Qui cominciano a sprecarsi i paragoni fra la parabola di Anna Chapman, nata Kushchyenko per poi prendere il cognome del marito britannico (i due hanno già divorziato), e quella di Katia Zatuliveter.
Oggi Chapman, pardon Kushchyenko, non se la passa poi così male. È vero che il Regno Unito le ha revocato la cittadinanza britannica, ottenuta grazie al matrimonio lampo con l’inglese Alex Chapman, ma in compenso la Russia già la venera come una star. Appena qualche settimana fa “Anna la Rossa” è apparsa senza veli e in pose da ammiccante Bond girl, sull’edizione russa di Maxim (guarda il video).
Difficile che Katia arrivi a fare altrettanto, ma al pari di quanto accaduto per chi l’ha preceduta “dalla Russia con amore”, già i giornali e i tabloid inglesi scandagliano nel suo passato e nella sua vita privata.
Sempre stando alle indiscrezioni del Daily Mail, si è scoperto per esempio che il padre e la sorella della sospetta spia si occuperebbero di fornire le pratiche necessarie agli studenti russi che intendono trasferirsi Oltremanica, mentre la stessa Katia aveva vinto un posto presso una grande organizzazione per la difesa britannica, prima che i servizi segreti ne sconsigliassero l’assunzione.
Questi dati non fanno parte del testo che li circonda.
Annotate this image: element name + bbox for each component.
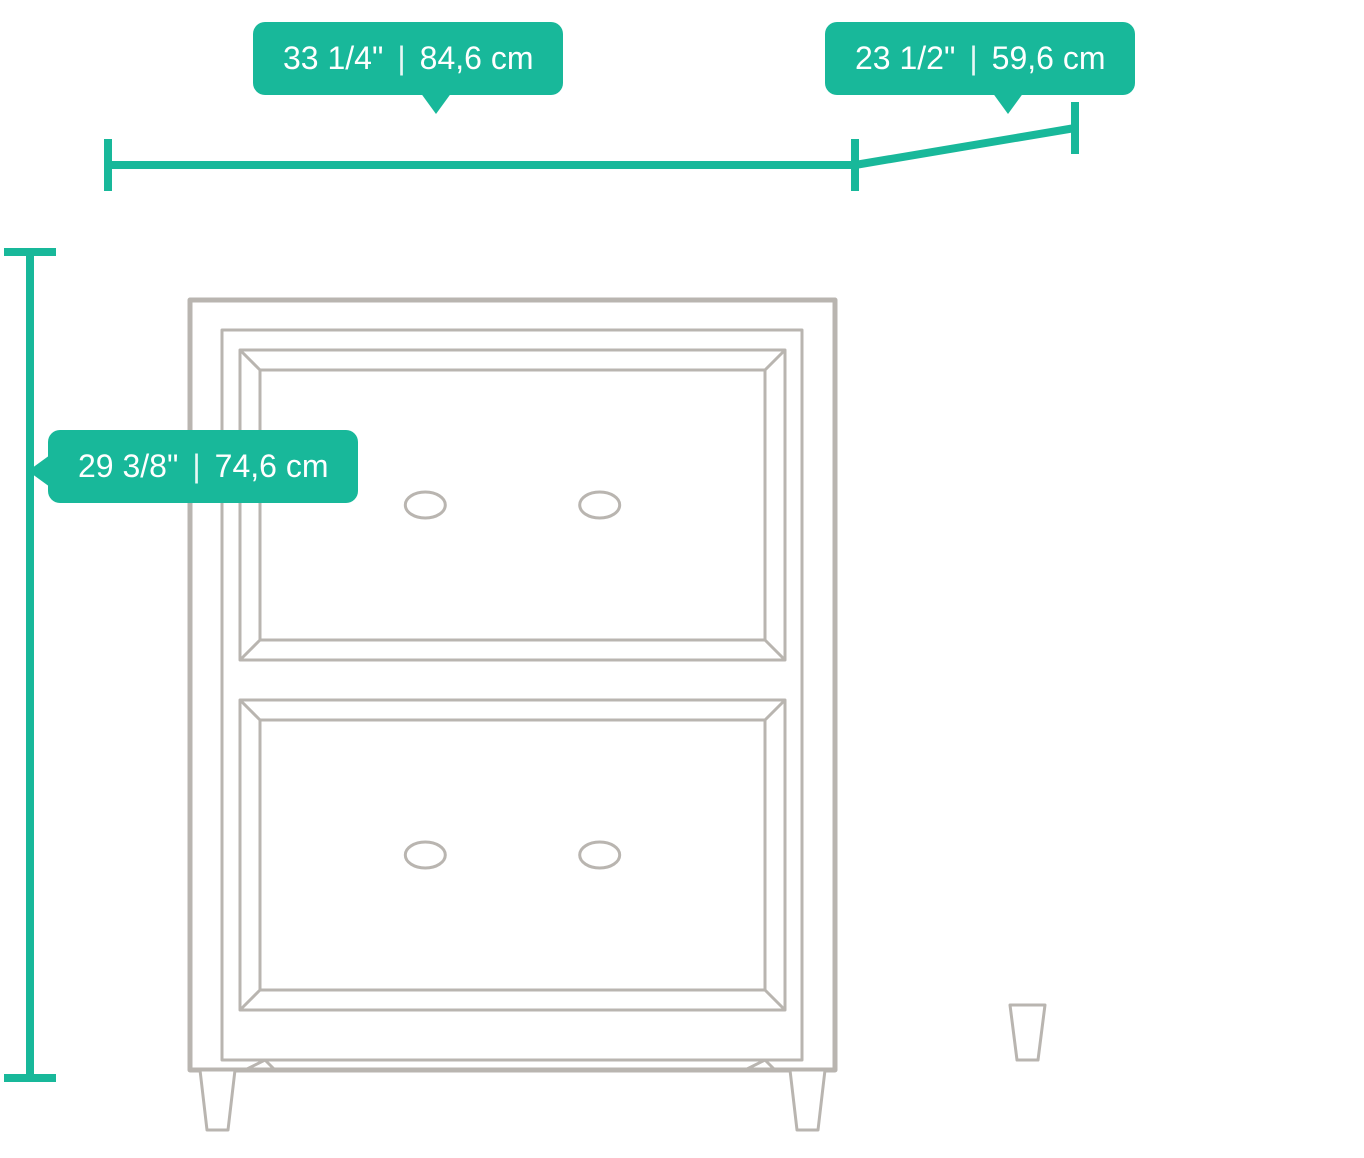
separator: |	[969, 40, 977, 77]
width-label: 33 1/4" | 84,6 cm	[253, 22, 563, 95]
separator: |	[397, 40, 405, 77]
width-metric: 84,6 cm	[420, 40, 534, 77]
separator: |	[192, 448, 200, 485]
height-label: 29 3/8" | 74,6 cm	[48, 430, 358, 503]
height-metric: 74,6 cm	[215, 448, 329, 485]
depth-metric: 59,6 cm	[992, 40, 1106, 77]
dimension-diagram	[0, 0, 1364, 1158]
width-label-pointer	[420, 92, 452, 114]
depth-imperial: 23 1/2"	[855, 40, 955, 77]
depth-label: 23 1/2" | 59,6 cm	[825, 22, 1135, 95]
depth-label-pointer	[992, 92, 1024, 114]
height-imperial: 29 3/8"	[78, 448, 178, 485]
width-imperial: 33 1/4"	[283, 40, 383, 77]
height-label-pointer	[28, 455, 50, 487]
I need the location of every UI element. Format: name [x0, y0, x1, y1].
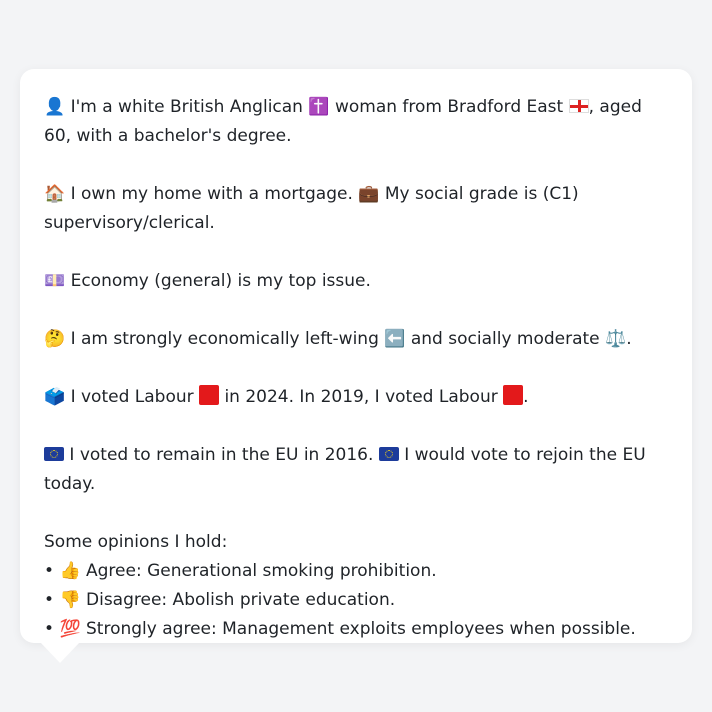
hundred-points-icon: 💯: [59, 619, 81, 639]
voting-text-a: I voted Labour: [70, 387, 194, 407]
identity-paragraph: 👤 I'm a white British Anglican ✝️ woman …: [44, 93, 668, 151]
voting-text-b: in 2024. In 2019, I voted Labour: [224, 387, 498, 407]
labour-red-square-icon: [199, 385, 220, 405]
bullet: •: [44, 590, 55, 610]
list-item: • 👍 Agree: Generational smoking prohibit…: [44, 557, 668, 586]
identity-text-a: I'm a white British Anglican: [70, 97, 303, 117]
banknote-icon: 💷: [44, 271, 66, 291]
bullet: •: [44, 561, 55, 581]
social-grade-text: My social grade is (C1) supervisory/cler…: [44, 184, 579, 233]
cross-icon: ✝️: [308, 97, 330, 117]
identity-text-c: , aged 60, with a bachelor's degree.: [44, 97, 642, 146]
balance-scale-icon: ⚖️: [605, 329, 627, 349]
thumbs-down-icon: 👎: [59, 590, 81, 610]
person-icon: 👤: [44, 97, 66, 117]
eu-flag-icon: [378, 447, 399, 461]
ballot-box-icon: 🗳️: [44, 387, 66, 407]
speech-bubble-tail: [40, 642, 80, 663]
opinion-text: Disagree: Abolish private education.: [86, 590, 396, 610]
eu-text-b: I would vote to rejoin the EU today.: [44, 445, 646, 494]
top-issue-paragraph: 💷 Economy (general) is my top issue.: [44, 267, 668, 296]
thumbs-up-icon: 👍: [59, 561, 81, 581]
bullet: •: [44, 619, 55, 639]
labour-red-square-icon: [503, 385, 524, 405]
list-item: • 💯 Strongly agree: Management exploits …: [44, 615, 668, 644]
opinion-text: Strongly agree: Management exploits empl…: [86, 619, 636, 639]
voting-text-c: .: [523, 387, 529, 407]
eu-flag-icon: [44, 447, 64, 461]
top-issue-text: Economy (general) is my top issue.: [70, 271, 371, 291]
voting-paragraph: 🗳️ I voted Labour in 2024. In 2019, I vo…: [44, 383, 668, 412]
housing-text: I own my home with a mortgage.: [70, 184, 353, 204]
ideology-text-c: .: [626, 329, 632, 349]
eu-text-a: I voted to remain in the EU in 2016.: [69, 445, 374, 465]
opinion-text: Agree: Generational smoking prohibition.: [86, 561, 437, 581]
ideology-text-a: I am strongly economically left-wing: [70, 329, 379, 349]
identity-text-b: woman from Bradford East: [334, 97, 564, 117]
ideology-paragraph: 🤔 I am strongly economically left-wing ⬅…: [44, 325, 668, 354]
ideology-text-b: and socially moderate: [410, 329, 600, 349]
persona-card: 👤 I'm a white British Anglican ✝️ woman …: [20, 69, 692, 643]
england-flag-icon: [568, 99, 589, 113]
eu-paragraph: I voted to remain in the EU in 2016. I w…: [44, 441, 668, 499]
thinking-face-icon: 🤔: [44, 329, 66, 349]
opinions-title: Some opinions I hold:: [44, 532, 228, 552]
briefcase-icon: 💼: [358, 184, 380, 204]
list-item: • 👎 Disagree: Abolish private education.: [44, 586, 668, 615]
house-icon: 🏠: [44, 184, 66, 204]
left-arrow-icon: ⬅️: [384, 329, 406, 349]
housing-paragraph: 🏠 I own my home with a mortgage. 💼 My so…: [44, 180, 668, 238]
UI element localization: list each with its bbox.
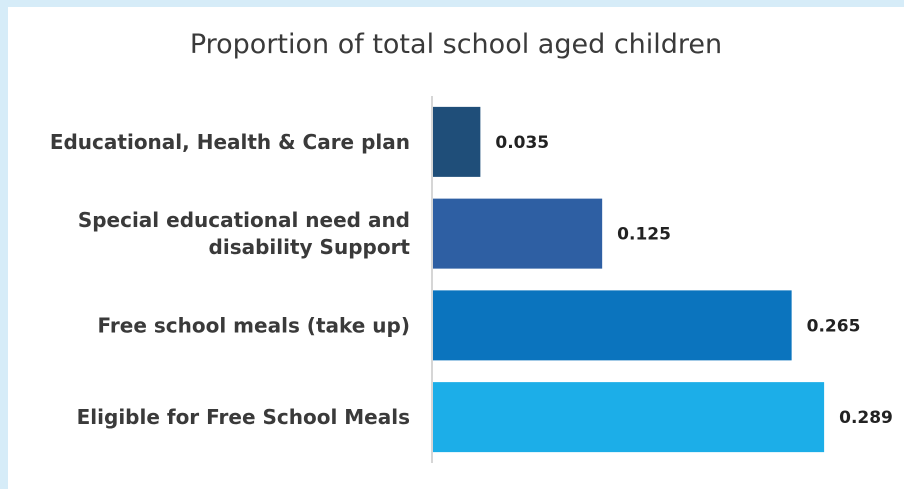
- chart-title: Proportion of total school aged children: [189, 29, 723, 60]
- category-label-1-line-1: disability Support: [209, 235, 411, 259]
- data-label-0: 0.035: [495, 133, 549, 153]
- data-label-1: 0.125: [617, 225, 671, 245]
- bar-chart: 0.035 Educational, Health & Care plan 0.12…: [50, 96, 893, 463]
- category-label-1-line-0: Special educational need and: [78, 208, 410, 232]
- bar-2: [433, 290, 792, 361]
- bar-0: [433, 106, 481, 177]
- category-label-3: Eligible for Free School Meals: [77, 405, 410, 429]
- bar-1: [433, 198, 603, 269]
- chart-frame: Proportion of total school aged children…: [8, 7, 904, 489]
- data-label-3: 0.289: [839, 408, 893, 428]
- bar-3: [433, 382, 825, 453]
- category-label-2: Free school meals (take up): [98, 313, 410, 337]
- category-label-0: Educational, Health & Care plan: [50, 130, 410, 154]
- data-label-2: 0.265: [807, 316, 861, 336]
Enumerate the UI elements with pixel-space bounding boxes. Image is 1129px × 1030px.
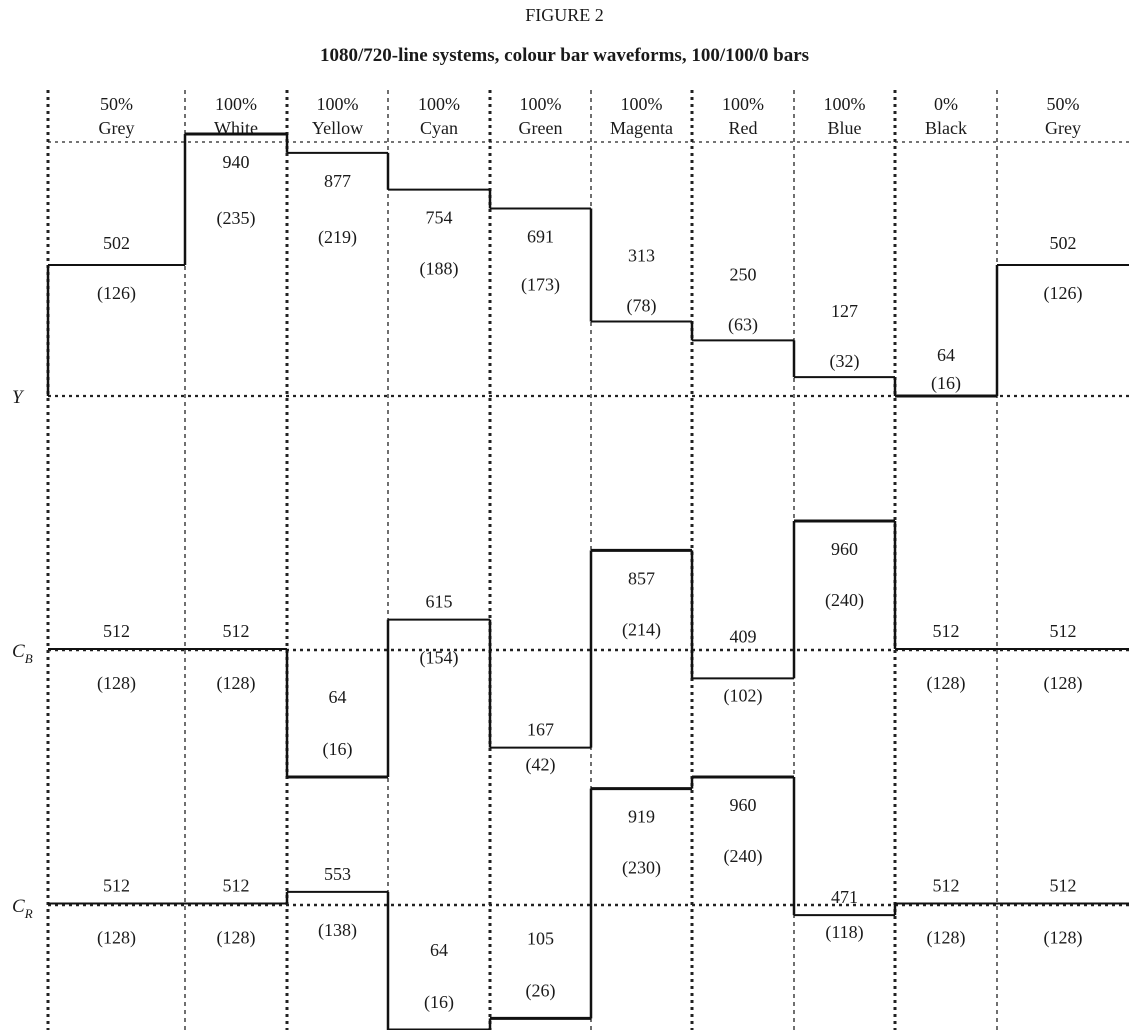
bar-name-label: Grey: [1045, 118, 1081, 138]
value-label-10bit: 857: [628, 568, 655, 588]
value-label-10bit: 105: [527, 928, 554, 948]
bar-name-label: Red: [729, 118, 758, 138]
bar-percent-label: 50%: [1047, 94, 1080, 114]
value-label-10bit: 64: [430, 940, 448, 960]
value-label-10bit: 512: [1050, 876, 1077, 896]
bar-percent-label: 100%: [215, 94, 257, 114]
bar-percent-label: 100%: [520, 94, 562, 114]
value-label-8bit: (32): [830, 351, 860, 372]
value-label-8bit: (240): [825, 590, 864, 611]
value-label-8bit: (128): [217, 928, 256, 949]
value-label-10bit: 877: [324, 171, 351, 191]
value-label-8bit: (128): [1044, 928, 1083, 949]
value-label-10bit: 919: [628, 807, 655, 827]
value-label-10bit: 512: [1050, 621, 1077, 641]
value-label-8bit: (138): [318, 920, 357, 941]
value-label-8bit: (188): [420, 259, 459, 280]
value-label-10bit: 512: [223, 876, 250, 896]
bar-name-label: Green: [519, 118, 563, 138]
value-label-8bit: (128): [97, 673, 136, 694]
value-label-10bit: 502: [103, 233, 130, 253]
bar-name-label: Grey: [99, 118, 135, 138]
value-label-8bit: (26): [526, 980, 556, 1001]
value-label-8bit: (128): [97, 928, 136, 949]
bar-percent-label: 100%: [418, 94, 460, 114]
series-label-cr: CR: [12, 896, 33, 921]
bar-name-label: Blue: [828, 118, 862, 138]
value-label-10bit: 64: [329, 687, 347, 707]
value-label-10bit: 615: [426, 592, 453, 612]
value-label-8bit: (118): [825, 922, 863, 943]
value-label-8bit: (240): [724, 846, 763, 867]
value-label-10bit: 960: [831, 539, 858, 559]
series-label-cb: CB: [12, 641, 33, 666]
value-label-8bit: (154): [420, 648, 459, 669]
value-label-10bit: 960: [730, 795, 757, 815]
value-label-10bit: 502: [1050, 233, 1077, 253]
value-label-8bit: (214): [622, 619, 661, 640]
value-label-10bit: 754: [426, 208, 453, 228]
series-label-subscript: R: [24, 906, 33, 921]
value-label-10bit: 127: [831, 301, 858, 321]
value-label-8bit: (128): [927, 928, 966, 949]
value-label-8bit: (102): [724, 685, 763, 706]
value-label-8bit: (235): [217, 208, 256, 229]
value-label-10bit: 512: [933, 621, 960, 641]
bar-percent-label: 0%: [934, 94, 958, 114]
value-label-8bit: (126): [1044, 283, 1083, 304]
value-label-8bit: (128): [1044, 673, 1083, 694]
value-label-10bit: 512: [103, 876, 130, 896]
figure-label: FIGURE 2: [525, 5, 604, 25]
value-label-8bit: (16): [323, 739, 353, 760]
value-label-8bit: (219): [318, 227, 357, 248]
value-label-8bit: (63): [728, 314, 758, 335]
value-label-10bit: 691: [527, 226, 554, 246]
bar-percent-label: 100%: [824, 94, 866, 114]
value-label-10bit: 512: [223, 621, 250, 641]
figure-title: 1080/720-line systems, colour bar wavefo…: [319, 45, 810, 66]
series-label-subscript: B: [25, 651, 33, 666]
value-label-8bit: (173): [521, 274, 560, 295]
value-label-8bit: (128): [927, 673, 966, 694]
value-label-10bit: 167: [527, 720, 554, 740]
value-label-8bit: (126): [97, 283, 136, 304]
value-label-8bit: (16): [424, 992, 454, 1013]
value-label-10bit: 553: [324, 864, 351, 884]
value-label-10bit: 512: [103, 621, 130, 641]
bar-percent-label: 100%: [317, 94, 359, 114]
bar-name-label: Cyan: [420, 118, 458, 138]
value-label-8bit: (78): [627, 296, 657, 317]
value-label-10bit: 409: [730, 626, 757, 646]
bar-percent-label: 50%: [100, 94, 133, 114]
value-label-8bit: (128): [217, 673, 256, 694]
value-label-10bit: 313: [628, 246, 655, 266]
bar-name-label: Yellow: [312, 118, 363, 138]
bar-percent-label: 100%: [722, 94, 764, 114]
value-label-8bit: (42): [526, 755, 556, 776]
value-label-10bit: 512: [933, 876, 960, 896]
value-label-10bit: 940: [223, 152, 250, 172]
bar-name-label: Magenta: [610, 118, 673, 138]
value-label-8bit: (230): [622, 858, 661, 879]
series-label-y: Y: [12, 387, 25, 408]
value-label-10bit: 64: [937, 345, 955, 365]
bar-name-label: Black: [925, 118, 967, 138]
value-label-10bit: 250: [730, 264, 757, 284]
bar-percent-label: 100%: [621, 94, 663, 114]
value-label-8bit: (16): [931, 373, 961, 394]
value-label-10bit: 471: [831, 887, 858, 907]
L’M15 riterrebbe inoltre che ci siano almeno «altre 20 spie che lavorano nel Regno Unito sotto false identità».

Mosca minimizza, Bruxelles rincara la dose

Rispetto a quotidiani scandalistici come il Daily Mail o il Sun, ma anche ai più seriosi Guardian, e Times, il Daily Telegraph ha scelto di attendere l’evoluzione degli eventi prima di sbilanciarsi sulle reali mansioni di Katia nel periodo da lei trascorso presso il Parlamento britannico come assistente di Hancock.
Non solo. Il quotidiano è andato ad ascoltare l’altro lato della campana, riportando come la russa Kosmolskaya Pravda abbia minimizzato la vicenda riducendola a una «insignificante vendetta sulla Russia per essersi aggiudicata i mondiali di calcio 2018 a scapito dell’Inghilterra».
Da Bruxelles ha preferito invece non minimizzare la situazione Matyas Eörsi, politico ungherese che sino al 2009 ha presieduto l’Alleanza dei Democratici e Liberali per l’Europa (Alde) presso il Parlamento europeo.
Eörsi ha dichiarato alla stampa britannica di «avere speso un anno cercando di attirare l’attenzione sulle dubbie connessioni di Hancock con la Russia»  e si è detto sorpreso per le posizioni sinora tenute dal parlamentare inglese.
«Se fossi in lui, sarei scioccato da queste rivelazioni e chiederei subito all’M15 di investigare in ogni possibile direzione sul conto di miss Zatuliveter». Peccato che i file di Assange in questo caso non possano dare una mano agli 007 britannici.